Diceritakan Salomina, WES merupakan anak yang paling baik dan sehari-hari pintar bergaul dengan siapa saja, tidak heran jika WES memiliki banyak teman. WES sendiri diketahui merupakan salah satu mahasiswa semester akhir di salah satu Universitas yang ada di Kota Sorong.
“Anak ini suka bergaul, makanya punya banyak teman. Setiap hari dia di rumah saja, keluar juga hanya saat kuliah atau di ajak temannya,” ujar ibu korban.
Selain itu, Salomina juga mengatakan kalau korban (anaknya) tidak pernah mengkonsumsi minuman keras (miras). Makanya ketika ada berita yang mengatakan saat kejadian anaknya sedang mabuk, langsung dibantah keras oleh Salomina.
“Tidak benar kalau ada yang bilang saat kejadian itu dia (korban) mabuk. Karena hari sabtu itu dari pagi sampe sore anak ini dirumah, hanya keluar sore dengan kakaknya untuk beli ayam,” tegasnya.
Salomina juga menceritakan, korban sempat meminta ayahnya untuk memasak nasi. Sementara korban sendiri marinasi ayam, untuk selanjutnya digoreng buat makan malam.
“Setelah makan malam, dia minta ijin untuk nongkrong dengan teman-temannya di pangkalan ojek depan kompleks,” bebernya.
Menurut Salomina, dirinya sempat melarang anaknya duduk nongkrong di pangkalan ojek lantaran adanya keributan dan aksi saling serang antar warga. Namun korban mengatakan, kalau itu adalah permasalahan orang lain.
“Bapaknya juga sudah telepon dia (korban) dan menyuruh pulang, tapi dia bilang saya duduk-duduk saja karena ini bukan masalah kita, itu orang di jalan sembarang yang punya masalah,” cerita Salomina.
Salomina mengaku, mengetahui anaknya telah meninggal dunia akibat menjadi korban penyerangan sekitar pukul 23.30 WIT.
“Saya tahu dia meninggal karena kena tikam dari alat tajam.

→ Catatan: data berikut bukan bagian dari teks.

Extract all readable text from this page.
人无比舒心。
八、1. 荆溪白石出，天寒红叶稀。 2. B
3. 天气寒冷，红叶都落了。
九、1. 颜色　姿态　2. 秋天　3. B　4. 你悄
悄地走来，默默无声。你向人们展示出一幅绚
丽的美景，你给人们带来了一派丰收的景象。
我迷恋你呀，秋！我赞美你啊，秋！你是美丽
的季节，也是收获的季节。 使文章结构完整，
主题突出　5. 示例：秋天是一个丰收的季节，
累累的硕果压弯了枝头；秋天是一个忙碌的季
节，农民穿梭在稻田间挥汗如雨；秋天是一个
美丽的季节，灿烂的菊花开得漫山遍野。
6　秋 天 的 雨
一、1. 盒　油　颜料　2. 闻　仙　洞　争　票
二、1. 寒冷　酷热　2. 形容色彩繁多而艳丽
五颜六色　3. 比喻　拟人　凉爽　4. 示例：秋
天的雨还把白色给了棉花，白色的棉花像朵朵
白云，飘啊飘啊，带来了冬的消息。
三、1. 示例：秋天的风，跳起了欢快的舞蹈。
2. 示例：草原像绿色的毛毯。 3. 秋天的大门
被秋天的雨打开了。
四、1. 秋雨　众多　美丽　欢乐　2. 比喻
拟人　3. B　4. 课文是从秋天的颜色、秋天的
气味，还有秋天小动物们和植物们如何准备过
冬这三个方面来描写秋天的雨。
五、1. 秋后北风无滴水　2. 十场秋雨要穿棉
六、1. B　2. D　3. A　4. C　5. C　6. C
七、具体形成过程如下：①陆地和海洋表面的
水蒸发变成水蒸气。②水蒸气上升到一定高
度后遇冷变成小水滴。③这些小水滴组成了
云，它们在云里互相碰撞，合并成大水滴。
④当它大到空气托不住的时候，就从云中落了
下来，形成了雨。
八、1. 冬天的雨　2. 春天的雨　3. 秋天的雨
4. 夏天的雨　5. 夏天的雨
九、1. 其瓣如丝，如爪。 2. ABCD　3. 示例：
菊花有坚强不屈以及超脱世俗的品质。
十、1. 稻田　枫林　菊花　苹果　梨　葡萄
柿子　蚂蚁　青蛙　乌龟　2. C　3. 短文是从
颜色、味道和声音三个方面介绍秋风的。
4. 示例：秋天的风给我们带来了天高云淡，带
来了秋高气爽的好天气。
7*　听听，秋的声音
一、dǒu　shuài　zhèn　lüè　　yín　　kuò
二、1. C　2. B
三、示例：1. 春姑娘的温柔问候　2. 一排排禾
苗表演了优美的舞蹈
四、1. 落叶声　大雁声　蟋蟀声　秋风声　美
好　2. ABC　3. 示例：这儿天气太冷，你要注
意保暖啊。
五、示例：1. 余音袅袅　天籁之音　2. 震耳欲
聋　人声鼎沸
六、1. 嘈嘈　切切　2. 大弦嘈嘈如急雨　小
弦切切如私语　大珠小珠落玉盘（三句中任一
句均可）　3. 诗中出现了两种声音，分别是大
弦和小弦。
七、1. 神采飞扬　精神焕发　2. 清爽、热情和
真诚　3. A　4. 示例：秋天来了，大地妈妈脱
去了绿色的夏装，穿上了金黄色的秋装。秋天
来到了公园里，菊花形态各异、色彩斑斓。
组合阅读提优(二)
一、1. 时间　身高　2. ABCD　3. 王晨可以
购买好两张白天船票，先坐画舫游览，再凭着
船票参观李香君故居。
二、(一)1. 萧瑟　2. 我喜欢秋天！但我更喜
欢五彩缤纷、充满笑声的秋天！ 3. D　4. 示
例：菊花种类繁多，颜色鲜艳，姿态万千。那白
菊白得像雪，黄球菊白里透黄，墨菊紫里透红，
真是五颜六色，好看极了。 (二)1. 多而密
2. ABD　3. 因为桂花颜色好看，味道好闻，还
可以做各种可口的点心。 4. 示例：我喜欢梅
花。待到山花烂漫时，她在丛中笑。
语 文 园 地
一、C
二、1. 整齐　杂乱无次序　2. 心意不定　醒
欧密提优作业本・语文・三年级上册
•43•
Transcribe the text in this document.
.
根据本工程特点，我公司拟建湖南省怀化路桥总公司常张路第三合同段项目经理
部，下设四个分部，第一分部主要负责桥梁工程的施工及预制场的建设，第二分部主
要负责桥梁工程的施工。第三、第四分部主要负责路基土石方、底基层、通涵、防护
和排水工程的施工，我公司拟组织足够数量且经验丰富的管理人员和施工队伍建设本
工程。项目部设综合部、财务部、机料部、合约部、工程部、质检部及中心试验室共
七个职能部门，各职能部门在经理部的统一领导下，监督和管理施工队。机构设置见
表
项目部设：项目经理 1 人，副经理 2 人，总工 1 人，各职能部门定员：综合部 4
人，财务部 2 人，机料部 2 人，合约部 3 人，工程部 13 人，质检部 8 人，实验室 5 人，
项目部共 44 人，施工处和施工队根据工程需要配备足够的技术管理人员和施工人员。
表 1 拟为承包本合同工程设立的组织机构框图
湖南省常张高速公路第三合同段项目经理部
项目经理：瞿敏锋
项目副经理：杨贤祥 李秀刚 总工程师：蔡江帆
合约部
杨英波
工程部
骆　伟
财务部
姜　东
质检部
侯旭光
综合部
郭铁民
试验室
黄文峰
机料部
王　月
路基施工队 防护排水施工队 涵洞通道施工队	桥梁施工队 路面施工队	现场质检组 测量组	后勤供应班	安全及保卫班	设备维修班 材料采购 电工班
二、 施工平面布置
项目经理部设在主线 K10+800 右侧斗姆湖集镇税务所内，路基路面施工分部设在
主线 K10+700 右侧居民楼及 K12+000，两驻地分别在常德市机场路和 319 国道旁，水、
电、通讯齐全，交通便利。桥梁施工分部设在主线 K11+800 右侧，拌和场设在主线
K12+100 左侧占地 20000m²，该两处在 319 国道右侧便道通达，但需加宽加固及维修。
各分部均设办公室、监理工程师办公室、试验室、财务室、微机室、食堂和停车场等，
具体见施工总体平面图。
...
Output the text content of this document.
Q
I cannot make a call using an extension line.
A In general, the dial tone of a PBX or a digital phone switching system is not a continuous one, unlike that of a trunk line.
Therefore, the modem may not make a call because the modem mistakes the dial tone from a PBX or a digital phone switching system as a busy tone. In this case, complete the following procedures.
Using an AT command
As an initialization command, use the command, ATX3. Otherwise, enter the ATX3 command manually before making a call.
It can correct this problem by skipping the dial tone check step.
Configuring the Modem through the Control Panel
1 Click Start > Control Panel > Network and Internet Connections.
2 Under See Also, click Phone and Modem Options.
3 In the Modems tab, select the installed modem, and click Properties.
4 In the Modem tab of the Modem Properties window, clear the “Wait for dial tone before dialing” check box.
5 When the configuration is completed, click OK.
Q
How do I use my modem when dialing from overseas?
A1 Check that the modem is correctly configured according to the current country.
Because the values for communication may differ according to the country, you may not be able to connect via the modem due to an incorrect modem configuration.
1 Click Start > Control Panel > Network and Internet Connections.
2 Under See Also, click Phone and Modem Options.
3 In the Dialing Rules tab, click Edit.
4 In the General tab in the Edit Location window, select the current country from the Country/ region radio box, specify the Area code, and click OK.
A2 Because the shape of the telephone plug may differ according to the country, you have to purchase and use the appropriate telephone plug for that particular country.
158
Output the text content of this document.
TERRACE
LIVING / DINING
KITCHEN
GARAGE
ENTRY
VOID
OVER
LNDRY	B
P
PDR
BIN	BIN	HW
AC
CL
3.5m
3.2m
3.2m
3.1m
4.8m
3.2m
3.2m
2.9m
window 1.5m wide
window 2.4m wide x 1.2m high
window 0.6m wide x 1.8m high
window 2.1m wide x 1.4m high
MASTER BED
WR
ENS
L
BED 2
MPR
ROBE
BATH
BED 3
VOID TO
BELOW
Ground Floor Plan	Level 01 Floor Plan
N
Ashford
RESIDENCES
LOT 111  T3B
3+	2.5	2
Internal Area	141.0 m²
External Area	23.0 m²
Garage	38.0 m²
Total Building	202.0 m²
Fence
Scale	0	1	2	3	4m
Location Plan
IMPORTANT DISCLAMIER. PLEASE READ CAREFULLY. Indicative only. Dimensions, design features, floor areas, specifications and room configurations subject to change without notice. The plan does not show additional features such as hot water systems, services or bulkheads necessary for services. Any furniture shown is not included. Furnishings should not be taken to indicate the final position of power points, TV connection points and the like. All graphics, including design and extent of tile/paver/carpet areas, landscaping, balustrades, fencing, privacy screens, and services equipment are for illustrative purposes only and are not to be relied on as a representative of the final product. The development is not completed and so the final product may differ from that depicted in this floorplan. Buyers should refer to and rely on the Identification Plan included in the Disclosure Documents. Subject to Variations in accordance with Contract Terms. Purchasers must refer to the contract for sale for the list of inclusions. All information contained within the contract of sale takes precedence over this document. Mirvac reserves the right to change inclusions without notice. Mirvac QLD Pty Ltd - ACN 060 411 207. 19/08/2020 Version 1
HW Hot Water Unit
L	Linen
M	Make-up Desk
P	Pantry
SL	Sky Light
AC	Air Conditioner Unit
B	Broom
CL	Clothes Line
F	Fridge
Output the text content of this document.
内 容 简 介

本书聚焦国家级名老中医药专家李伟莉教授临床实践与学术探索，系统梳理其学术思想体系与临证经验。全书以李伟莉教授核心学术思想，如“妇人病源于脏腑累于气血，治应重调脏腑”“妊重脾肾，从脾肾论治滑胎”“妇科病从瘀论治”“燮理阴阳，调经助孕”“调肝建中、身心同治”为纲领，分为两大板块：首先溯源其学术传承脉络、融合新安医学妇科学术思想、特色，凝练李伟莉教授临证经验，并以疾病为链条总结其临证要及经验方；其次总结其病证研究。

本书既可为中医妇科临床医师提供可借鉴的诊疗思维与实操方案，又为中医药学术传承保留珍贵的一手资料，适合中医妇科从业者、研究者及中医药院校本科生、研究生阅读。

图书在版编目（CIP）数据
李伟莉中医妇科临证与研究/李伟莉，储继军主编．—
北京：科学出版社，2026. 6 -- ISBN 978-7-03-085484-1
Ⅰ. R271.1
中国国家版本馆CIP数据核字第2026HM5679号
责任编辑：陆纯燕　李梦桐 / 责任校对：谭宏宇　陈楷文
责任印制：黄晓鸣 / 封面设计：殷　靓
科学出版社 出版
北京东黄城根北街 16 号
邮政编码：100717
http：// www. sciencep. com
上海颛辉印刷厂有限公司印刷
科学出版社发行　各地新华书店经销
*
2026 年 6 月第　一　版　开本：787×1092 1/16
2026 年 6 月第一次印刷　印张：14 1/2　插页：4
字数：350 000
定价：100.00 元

Waktu itu massa datang serang bawa alat tajam, anak-anak yang duduk disitu kemudian lari dan dia (korban) juga ikut lari. Saat lari dia jatuh dan kena tikam pakai alat tajam itu,” imbuhnya.
Salomina berharap, para pelaku yang telah mengakibatkan anaknya meninggal dunia diproses sesuai dengan hukum yang berlaku.
Sementara itu, Kepala Forum Lintas Suku Orang asli Papua Sorong Raya Yeheskiel Garfi menambahkan, pihaknya akan mengkawal kasus tersebut hingga mendapat kepastian hukum.
“Kami ikuti prosesnya dan bersama keluarga korban akan kawal sampai pelaku di sidang di pengadilan,” tandasnya.
Yeheskiel mengaku, korban merupakan anak yang baik dan tidak mengkonsumsi minuman keras.
“Korban kami tahu dia tidak tahu minum minuman keras, dia anak yang ramah dan saya tahu persis korban ini karena saya tinggal di lingkungan yang sama. Jadi saya minta terkait informasi liar diluar sana tentang korban yang katanya dia mabuk saat kejadian itu, itu tidak benar,” paparnya.
Yeheskiel juga berharap, Pemerintah Kota Sorong melihat kembali regulasi terkait penjualan minuman keras di Kota Sorong. Sebab, kata Yeheskiel miras adalah dalang dari kekacauan di Kota Sorong.